18. Januar, 2026

Politik

Rückkehr eines Exil-Oppositionellen: Reza Pahlavi entwirft Vision für Irans Zukunft

Reza Pahlavi, Nachfahre des letzten iranischen Schahs, hat aus seinem Exil in den Vereinigten Staaten seine Absicht bekundet, in seine Heimat Iran zurückzukehren. Der 65-Jährige ließ jedoch offen, zu welchem Zeitpunkt dieser Schritt erfolgen soll, und es bleibt unklar, ob ihm die Einreise gewährt wird und welche möglichen Konsequenzen seine bekannte Oppositionstätigkeit nach sich ziehen könnte.

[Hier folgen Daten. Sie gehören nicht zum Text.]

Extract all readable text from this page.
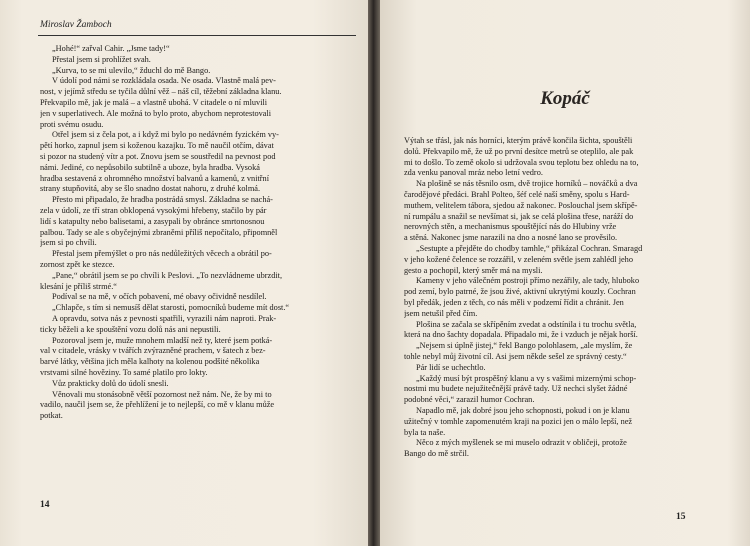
Miroslav Žamboch
„Hohé!“ zařval Cahir. „Jsme tady!“
Přestal jsem si prohlížet svah.
„Kurva, to se mi ulevilo,“ žduchl do mě Bango.
V údolí pod námi se rozkládala osada. Ne osada. Vlastně malá pev-
nost, v jejímž středu se tyčila důlní věž – náš cíl, těžební základna klanu.
Překvapilo mě, jak je malá – a vlastně ubohá. V citadele o ní mluvili
jen v superlativech. Ale možná to bylo proto, abychom neprotestovali
proti svému osudu.
Otřel jsem si z čela pot, a i když mi bylo po nedávném fyzickém vy-
pětí horko, zapnul jsem si koženou kazajku. To mě naučil otčím, dávat
si pozor na studený vítr a pot. Znovu jsem se soustředil na pevnost pod
námi. Jediné, co nepůsobilo subtilně a uboze, byla hradba. Vysoká
hradba sestavená z ohromného množství balvanů a kamenů, z vnitřní
strany stupňovitá, aby se šlo snadno dostat nahoru, z druhé kolmá.
Přesto mi připadalo, že hradba postrádá smysl. Základna se nachá-
zela v údolí, ze tří stran obklopená vysokými hřebeny, stačilo by pár
lidí s katapulty nebo balisetami, a zasypali by obránce smrtonosnou
palbou. Tady se ale s obyčejnými zbraněmi příliš nepočítalo, připomněl
jsem si po chvíli.
Přestal jsem přemýšlet o pro nás nedůležitých věcech a obrátil po-
zornost zpět ke stezce.
„Pane,“ obrátil jsem se po chvíli k Peslovi. „To nezvládneme ubrzdit,
klesání je příliš strmé.“
Podíval se na mě, v očích pobavení, mé obavy očividně nesdílel.
„Chlapče, s tím si nemusíš dělat starosti, pomocníků budeme mít dost.“
A opravdu, sotva nás z pevnosti spatřili, vyrazili nám naproti. Prak-
ticky běželi a ke spouštění vozu dolů nás ani nepustili.
Pozoroval jsem je, muže mnohem mladší než ty, které jsem potká-
val v citadele, vrásky v tvářích zvýrazněné prachem, v šatech z bez-
barvé látky, většina jich měla kalhoty na kolenou podšité několika
vrstvami silné hověziny. To samé platilo pro lokty.
Vůz prakticky dolů do údolí snesli.
Věnovali mu stonásobně větší pozornost než nám. Ne, že by mi to
vadilo, naučil jsem se, že přehlížení je to nejlepší, co mě v klanu může
potkat.
14
Kopáč
Výtah se třásl, jak nás horníci, kterým právě končila šichta, spouštěli
dolů. Překvapilo mě, že už po první desítce metrů se oteplilo, ale pak
mi to došlo. To země okolo si udržovala svou teplotu bez ohledu na to,
zda venku panoval mráz nebo letní vedro.
Na plošině se nás těsnilo osm, dvě trojice horníků – nováčků a dva
čarodějové předáci. Brahl Polteo, šéf celé naší směny, spolu s Hard-
muthem, velitelem tábora, sjedou až nakonec. Poslouchal jsem skřípě-
ní rumpálu a snažil se nevšímat si, jak se celá plošina třese, naráží do
nerovných stěn, a mechanismus spouštějící nás do Hlubiny vrže
a stěná. Nakonec jsme narazili na dno a nosné lano se prověsilo.
„Sestupte a přejděte do chodby tamhle,“ přikázal Cochran. Smaragd
v jeho kožené čelence se rozzářil, v zeleném světle jsem zahlédl jeho
gesto a pochopil, který směr má na mysli.
Kameny v jeho válečném postroji přímo nezářily, ale tady, hluboko
pod zemí, bylo patrné, že jsou živé, aktivní ukrytými kouzly. Cochran
byl předák, jeden z těch, co nás měli v podzemí řídit a chránit. Jen
jsem netušil před čím.
Plošina se začala se skřípěním zvedat a odstínila i tu trochu světla,
která na dno šachty dopadala. Připadalo mi, že i vzduch je nějak horší.
„Nejsem si úplně jistej,“ řekl Bango polohlasem, „ale myslím, že
tohle nebyl můj životní cíl. Asi jsem někde sešel ze správný cesty.“
Pár lidí se uchechtlo.
„Každý musí být prospěšný klanu a vy s vašimi mizernými schop-
nostmi mu budete nejužitečnější právě tady. Už nechci slyšet žádné
podobné věci,“ zarazil humor Cochran.
Napadlo mě, jak dobré jsou jeho schopnosti, pokud i on je klanu
užitečný v tomhle zapomenutém kraji na pozici jen o málo lepší, než
byla ta naše.
Něco z mých myšlenek se mi muselo odrazit v obličeji, protože
Bango do mě strčil.
15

In einer emotionalen Videobotschaft, die Pahlavi auf der Plattform X veröffentlichte, appellierte er an die internationale Gemeinschaft, den Kampf der iranischen Bevölkerung aktiv zu unterstützen. Er unterstrich, dass die Bürger des Landes nicht nur das gegenwärtige Regime ablehnen, sondern auch den dringenden Wunsch nach einem überzeugenden Weg in eine neue, bessere Zukunft haben. Seine eindringliche Wiederholung des Versprechens 'Ich werde zurückkehren' betont seine Entschlossenheit, ein Versprechen, das er nicht zum ersten Mal geäußert hat.

Ein eingeblendeter Satz, 'Das ist die letzte Schlacht', verleiht seiner Botschaft einen dramatischen Ton. Darüber hinaus machte Pahlavi geltend, dass bei den jüngsten Massendemonstrationen binnen 48 Stunden 12.000 Menschen getötet worden seien – eine Zahl, die bislang keiner unabhängigen Verifikation unterzogen wurde. Seit Jahren lebt Pahlavi im Exil in den USA, wo er sich zu einer prominenten Figur innerhalb der global zerstreuten iranischen Opposition entwickelt hat. Während der jüngsten Proteste nahm er von außen eine Führungsposition ein und baute seine Reichweite in den sozialen Netzwerken auf ein Millionenpublikum aus.

Seine politisch ambivalente Rolle bleibt umstritten: Während einige ihn als glaubwürdige Hoffnungspersönlichkeit für den Wandel im Iran sehen, kritisieren andere seine vermeintlich unklare politische Haltung und die aggressive Tönung seiner Anhängerschaft. Angesichts der zersplitterten Opposition im Iran hoffen viele auf internationale Unterstützung. Bei den Protesten im Iran ist häufig der Ruf 'Lang lebe der König' zu hören, was den Einfluss Pahlavis unterstreicht, wobei das tatsächliche Ausmaß dieser Bedeutung innerhalb des Landes schwer exakt zu bestimmen ist.